In 1775, when the American War for Independence broke out between the colonies and Great Britain, Washington was unanimously selected by the Continental Congress as commander in chief of the Continental Army. His small band of soldiers faced a well-equipped, professional army, but he led his often ragged forces to victory in the face of incredible hardships. The British surrendered at Yorktown, Virginia, in 1781. In 1976, the U.S. Congress posthumously promoted Washington to the rank of six-star general, assuring that he would forever outrank all other members of the military.
Washington enjoyed nearly universal respect, not least for spurning all offers of political power at the moment of his military triumph. He instead chose to return to private life at Mount Vernon. In 1787 he presided over the writing of the U.S. Constitution, and once it was ratified, he became the unanimous choice to be the first president of the United States. He served two four-year terms, from 1789 to 1797. At the end of his second term, Washington was the most popular figure in America and could have continued as president, but he relinquished power, thereby setting a precedent for his successors.
When comes to Abraham Lincoln, he was born on February 12, 1809, and became America’s 16th president in 1860. As president he guided his country through a great constitutional, military and moral crisis — the American Civil War (1861–1865) — after 11 of 15 Southern slaveholding states seceded from the United States to form the Confederate States of America. His Emancipation Proclamation, issued on January 1, 1863, outlawed slavery in the Confederate states still in rebellion. The proclamation changed the war from a conflict over states’ rights to a war whose aims included the destruction of slavery. Lincoln believed that a constitutional amendment was necessary to ensure the end of slavery, and he supported passage of the 13th Amendment to the Constitution, which was adopted in December 1865. Lincoln was shot to death by a Confederate sympathizer on April 9, 1865, five days after the Confederacy surrendered.

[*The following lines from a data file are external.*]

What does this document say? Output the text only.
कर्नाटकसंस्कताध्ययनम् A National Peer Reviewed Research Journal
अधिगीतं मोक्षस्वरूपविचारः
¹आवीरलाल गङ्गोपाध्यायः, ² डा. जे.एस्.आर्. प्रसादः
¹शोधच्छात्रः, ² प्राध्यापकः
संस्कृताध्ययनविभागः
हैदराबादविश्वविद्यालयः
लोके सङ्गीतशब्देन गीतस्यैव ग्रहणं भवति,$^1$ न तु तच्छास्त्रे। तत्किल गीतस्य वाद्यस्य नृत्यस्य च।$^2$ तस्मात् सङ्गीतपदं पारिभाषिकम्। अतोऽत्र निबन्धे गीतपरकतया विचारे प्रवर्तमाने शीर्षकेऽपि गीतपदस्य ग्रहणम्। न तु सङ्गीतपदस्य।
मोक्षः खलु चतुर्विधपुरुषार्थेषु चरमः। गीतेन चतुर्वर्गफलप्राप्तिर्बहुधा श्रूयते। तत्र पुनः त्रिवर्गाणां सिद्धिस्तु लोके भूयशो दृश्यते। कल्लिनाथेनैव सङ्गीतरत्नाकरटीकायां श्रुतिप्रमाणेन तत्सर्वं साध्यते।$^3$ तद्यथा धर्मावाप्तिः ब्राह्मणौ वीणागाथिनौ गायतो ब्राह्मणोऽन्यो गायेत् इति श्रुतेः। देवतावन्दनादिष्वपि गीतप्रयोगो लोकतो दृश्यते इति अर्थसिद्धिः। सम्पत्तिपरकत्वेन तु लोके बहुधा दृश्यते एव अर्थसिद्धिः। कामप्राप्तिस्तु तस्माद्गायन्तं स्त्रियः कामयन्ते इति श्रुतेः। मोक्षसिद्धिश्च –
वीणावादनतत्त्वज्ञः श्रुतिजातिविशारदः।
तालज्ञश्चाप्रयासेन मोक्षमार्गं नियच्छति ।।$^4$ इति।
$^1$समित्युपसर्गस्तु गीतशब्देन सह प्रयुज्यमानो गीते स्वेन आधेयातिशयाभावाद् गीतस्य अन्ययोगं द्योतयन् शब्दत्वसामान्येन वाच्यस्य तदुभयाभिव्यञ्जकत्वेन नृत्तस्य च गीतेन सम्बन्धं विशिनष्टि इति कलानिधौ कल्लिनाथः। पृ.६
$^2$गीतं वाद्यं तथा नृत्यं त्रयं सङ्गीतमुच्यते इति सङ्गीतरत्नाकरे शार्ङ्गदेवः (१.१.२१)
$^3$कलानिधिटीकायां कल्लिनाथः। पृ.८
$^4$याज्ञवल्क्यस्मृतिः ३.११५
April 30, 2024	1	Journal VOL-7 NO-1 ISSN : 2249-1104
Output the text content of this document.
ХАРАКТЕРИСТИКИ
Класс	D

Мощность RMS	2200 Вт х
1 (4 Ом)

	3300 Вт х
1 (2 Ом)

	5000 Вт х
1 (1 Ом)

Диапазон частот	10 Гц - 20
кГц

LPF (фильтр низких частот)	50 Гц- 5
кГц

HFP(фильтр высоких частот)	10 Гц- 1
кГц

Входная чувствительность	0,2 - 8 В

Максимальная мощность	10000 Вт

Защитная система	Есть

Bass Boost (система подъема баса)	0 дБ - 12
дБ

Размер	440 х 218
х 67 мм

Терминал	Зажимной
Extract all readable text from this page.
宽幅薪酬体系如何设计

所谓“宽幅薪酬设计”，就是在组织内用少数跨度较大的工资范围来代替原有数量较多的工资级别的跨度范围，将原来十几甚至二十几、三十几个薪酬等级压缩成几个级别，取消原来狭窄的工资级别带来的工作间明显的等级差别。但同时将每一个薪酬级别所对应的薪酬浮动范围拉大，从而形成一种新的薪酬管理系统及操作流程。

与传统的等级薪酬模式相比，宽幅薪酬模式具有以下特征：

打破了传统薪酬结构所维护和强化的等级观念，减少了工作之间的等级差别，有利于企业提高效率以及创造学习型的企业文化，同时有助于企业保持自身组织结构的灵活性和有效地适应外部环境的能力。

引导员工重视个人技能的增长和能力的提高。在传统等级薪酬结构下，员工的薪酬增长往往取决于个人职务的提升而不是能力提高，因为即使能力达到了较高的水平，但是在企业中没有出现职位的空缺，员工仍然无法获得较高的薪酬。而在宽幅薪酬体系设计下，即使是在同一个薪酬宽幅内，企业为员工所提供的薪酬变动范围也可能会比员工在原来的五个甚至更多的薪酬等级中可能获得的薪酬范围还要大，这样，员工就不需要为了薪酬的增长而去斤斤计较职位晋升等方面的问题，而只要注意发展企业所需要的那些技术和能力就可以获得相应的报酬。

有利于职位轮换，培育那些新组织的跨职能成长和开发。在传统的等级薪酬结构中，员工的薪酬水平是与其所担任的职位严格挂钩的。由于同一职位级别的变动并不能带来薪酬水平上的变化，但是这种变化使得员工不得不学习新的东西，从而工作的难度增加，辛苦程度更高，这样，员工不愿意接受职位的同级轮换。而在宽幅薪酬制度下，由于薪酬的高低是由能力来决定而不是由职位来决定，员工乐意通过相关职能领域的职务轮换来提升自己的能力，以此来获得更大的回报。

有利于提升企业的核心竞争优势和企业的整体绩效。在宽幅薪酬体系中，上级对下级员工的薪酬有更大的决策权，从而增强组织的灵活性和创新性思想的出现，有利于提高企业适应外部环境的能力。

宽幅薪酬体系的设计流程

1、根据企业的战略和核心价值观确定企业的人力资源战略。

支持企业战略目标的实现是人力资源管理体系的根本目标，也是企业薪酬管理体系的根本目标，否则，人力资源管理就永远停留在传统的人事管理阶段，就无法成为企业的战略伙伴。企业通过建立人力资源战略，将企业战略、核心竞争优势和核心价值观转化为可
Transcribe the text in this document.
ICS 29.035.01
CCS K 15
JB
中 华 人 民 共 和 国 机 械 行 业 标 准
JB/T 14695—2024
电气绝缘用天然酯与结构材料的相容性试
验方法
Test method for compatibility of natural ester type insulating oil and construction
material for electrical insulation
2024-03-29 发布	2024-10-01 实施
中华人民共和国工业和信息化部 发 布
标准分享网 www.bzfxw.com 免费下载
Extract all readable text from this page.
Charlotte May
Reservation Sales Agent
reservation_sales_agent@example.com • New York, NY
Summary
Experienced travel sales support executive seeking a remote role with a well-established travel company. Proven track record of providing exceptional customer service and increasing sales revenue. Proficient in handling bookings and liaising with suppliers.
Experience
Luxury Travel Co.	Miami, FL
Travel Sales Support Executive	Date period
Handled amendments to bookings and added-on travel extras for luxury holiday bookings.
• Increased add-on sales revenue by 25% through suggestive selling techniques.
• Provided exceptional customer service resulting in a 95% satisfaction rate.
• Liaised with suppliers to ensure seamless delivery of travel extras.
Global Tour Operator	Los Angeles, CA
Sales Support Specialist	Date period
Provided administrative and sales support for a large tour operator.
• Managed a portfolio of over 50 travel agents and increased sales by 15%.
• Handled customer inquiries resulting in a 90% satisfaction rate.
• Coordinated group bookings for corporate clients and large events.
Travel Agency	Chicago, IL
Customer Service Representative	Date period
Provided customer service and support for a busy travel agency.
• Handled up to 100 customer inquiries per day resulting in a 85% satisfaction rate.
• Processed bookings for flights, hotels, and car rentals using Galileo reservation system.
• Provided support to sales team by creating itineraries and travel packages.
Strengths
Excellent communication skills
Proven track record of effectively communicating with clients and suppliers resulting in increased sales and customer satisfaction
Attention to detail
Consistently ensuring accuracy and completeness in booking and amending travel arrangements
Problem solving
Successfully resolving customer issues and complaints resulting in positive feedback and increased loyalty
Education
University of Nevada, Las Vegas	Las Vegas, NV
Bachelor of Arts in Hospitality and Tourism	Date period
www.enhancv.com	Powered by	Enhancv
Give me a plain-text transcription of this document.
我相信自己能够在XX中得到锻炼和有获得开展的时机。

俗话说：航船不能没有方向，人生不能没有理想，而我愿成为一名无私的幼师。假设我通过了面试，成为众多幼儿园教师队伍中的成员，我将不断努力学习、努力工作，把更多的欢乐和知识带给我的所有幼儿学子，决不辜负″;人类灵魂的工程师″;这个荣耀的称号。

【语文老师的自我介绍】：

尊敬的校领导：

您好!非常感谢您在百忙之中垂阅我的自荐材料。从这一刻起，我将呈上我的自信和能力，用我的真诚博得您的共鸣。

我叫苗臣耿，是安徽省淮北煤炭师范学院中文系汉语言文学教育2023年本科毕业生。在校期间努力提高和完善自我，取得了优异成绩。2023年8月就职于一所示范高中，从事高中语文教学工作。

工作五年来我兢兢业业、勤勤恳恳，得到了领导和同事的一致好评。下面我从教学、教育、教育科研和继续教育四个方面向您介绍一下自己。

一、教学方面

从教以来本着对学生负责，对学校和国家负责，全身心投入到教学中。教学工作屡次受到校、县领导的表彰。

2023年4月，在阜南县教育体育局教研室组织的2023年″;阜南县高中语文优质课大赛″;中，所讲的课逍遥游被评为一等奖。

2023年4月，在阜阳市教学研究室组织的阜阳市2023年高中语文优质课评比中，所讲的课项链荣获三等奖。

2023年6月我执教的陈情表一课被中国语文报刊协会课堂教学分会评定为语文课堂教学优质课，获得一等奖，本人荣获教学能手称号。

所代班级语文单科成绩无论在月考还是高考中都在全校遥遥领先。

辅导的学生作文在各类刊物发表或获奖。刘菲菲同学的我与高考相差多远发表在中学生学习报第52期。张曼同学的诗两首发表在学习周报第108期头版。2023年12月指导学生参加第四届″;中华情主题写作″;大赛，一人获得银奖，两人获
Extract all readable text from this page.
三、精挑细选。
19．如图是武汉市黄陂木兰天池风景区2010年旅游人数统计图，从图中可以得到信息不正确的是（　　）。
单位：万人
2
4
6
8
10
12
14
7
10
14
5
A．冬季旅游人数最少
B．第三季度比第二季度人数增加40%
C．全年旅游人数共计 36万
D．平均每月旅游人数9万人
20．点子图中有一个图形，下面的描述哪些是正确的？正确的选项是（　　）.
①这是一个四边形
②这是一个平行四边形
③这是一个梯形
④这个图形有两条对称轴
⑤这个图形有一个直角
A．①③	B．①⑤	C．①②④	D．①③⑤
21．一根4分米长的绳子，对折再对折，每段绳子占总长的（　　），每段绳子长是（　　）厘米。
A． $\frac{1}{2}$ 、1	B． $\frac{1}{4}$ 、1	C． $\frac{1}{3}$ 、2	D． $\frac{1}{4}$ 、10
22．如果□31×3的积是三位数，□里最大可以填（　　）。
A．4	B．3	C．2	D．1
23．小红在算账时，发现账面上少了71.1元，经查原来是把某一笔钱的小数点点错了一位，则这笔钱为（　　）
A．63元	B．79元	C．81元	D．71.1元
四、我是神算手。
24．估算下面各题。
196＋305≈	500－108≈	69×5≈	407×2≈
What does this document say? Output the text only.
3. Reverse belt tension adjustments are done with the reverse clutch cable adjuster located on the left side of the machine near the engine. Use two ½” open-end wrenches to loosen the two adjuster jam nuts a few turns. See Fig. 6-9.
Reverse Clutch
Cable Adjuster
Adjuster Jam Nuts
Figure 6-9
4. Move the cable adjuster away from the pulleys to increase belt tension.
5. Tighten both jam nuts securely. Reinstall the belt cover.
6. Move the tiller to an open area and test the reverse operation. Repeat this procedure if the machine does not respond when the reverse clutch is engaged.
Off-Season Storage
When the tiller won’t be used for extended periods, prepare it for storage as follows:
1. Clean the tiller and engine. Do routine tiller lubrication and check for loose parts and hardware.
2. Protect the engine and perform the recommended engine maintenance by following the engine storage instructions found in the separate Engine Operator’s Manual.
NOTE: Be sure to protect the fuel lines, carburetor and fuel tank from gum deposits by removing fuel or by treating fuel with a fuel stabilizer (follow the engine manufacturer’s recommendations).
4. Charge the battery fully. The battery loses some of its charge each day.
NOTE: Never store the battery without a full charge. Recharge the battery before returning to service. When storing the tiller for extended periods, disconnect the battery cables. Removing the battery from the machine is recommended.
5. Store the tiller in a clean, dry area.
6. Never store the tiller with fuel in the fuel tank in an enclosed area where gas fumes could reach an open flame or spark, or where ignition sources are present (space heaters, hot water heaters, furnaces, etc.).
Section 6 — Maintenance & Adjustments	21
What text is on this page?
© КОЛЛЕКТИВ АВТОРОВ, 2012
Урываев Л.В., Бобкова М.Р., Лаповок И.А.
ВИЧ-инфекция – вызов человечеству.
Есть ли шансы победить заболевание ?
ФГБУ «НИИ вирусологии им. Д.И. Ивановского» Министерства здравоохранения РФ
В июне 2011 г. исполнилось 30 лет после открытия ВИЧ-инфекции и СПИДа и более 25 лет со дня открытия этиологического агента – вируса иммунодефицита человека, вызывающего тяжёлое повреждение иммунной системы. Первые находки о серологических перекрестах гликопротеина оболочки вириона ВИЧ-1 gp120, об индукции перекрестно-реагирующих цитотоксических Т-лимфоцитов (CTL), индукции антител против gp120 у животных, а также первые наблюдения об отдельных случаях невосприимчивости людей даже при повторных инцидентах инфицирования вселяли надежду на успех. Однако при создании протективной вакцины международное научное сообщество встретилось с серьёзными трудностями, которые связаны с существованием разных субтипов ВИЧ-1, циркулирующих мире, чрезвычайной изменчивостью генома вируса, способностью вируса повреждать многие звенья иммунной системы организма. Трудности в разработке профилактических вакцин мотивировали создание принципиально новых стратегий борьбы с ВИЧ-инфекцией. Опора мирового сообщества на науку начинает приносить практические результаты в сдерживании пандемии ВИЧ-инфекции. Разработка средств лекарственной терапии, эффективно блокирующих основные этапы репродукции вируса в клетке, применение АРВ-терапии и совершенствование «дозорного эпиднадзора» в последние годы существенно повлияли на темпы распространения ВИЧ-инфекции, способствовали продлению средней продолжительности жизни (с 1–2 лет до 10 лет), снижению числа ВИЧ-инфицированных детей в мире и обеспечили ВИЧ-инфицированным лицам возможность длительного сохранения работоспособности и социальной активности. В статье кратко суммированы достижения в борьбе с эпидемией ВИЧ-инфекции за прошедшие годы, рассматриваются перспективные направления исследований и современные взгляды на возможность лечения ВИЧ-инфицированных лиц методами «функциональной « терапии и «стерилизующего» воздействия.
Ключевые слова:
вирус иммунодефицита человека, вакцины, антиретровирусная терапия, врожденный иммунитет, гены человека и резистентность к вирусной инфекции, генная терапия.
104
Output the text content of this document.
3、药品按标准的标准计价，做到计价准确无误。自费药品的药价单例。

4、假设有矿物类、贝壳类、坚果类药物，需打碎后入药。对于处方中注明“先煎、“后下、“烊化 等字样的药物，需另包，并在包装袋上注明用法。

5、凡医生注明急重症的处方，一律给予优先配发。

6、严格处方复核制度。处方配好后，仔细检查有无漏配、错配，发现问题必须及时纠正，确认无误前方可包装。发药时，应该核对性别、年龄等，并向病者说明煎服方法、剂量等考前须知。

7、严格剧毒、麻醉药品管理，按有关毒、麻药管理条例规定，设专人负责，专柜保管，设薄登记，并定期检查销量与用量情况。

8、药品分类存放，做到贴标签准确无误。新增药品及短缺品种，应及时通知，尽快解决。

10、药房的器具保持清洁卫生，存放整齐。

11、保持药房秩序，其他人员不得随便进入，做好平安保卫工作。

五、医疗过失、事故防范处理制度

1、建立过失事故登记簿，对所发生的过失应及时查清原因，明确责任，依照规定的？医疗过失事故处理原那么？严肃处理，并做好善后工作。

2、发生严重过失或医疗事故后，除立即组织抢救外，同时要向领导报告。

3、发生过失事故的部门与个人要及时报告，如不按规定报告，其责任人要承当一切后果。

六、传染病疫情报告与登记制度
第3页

February 22 was celebrated as a holiday by 19th-century Americans. At least a dozen states officially celebrate the third Monday in February as “Washington and Lincoln’s Birthday,” and another dozen states call it “Presidents’ Day.” In 1971, Congress fixed Washington’s Birthday and several other holidays on Mondays to create long holiday weekends.
The federal holiday officially remains Washington’s Birthday. The first president is also honored with many statues around the country and the 555-foot-high (169-meter) Washington Monument in the nation’s capital, Washington. Likenesses of both Washington and Lincoln are carved in stone on Mount Rushmore in South Dakota, along with Presidents Thomas Jefferson and Theodore Roosevelt.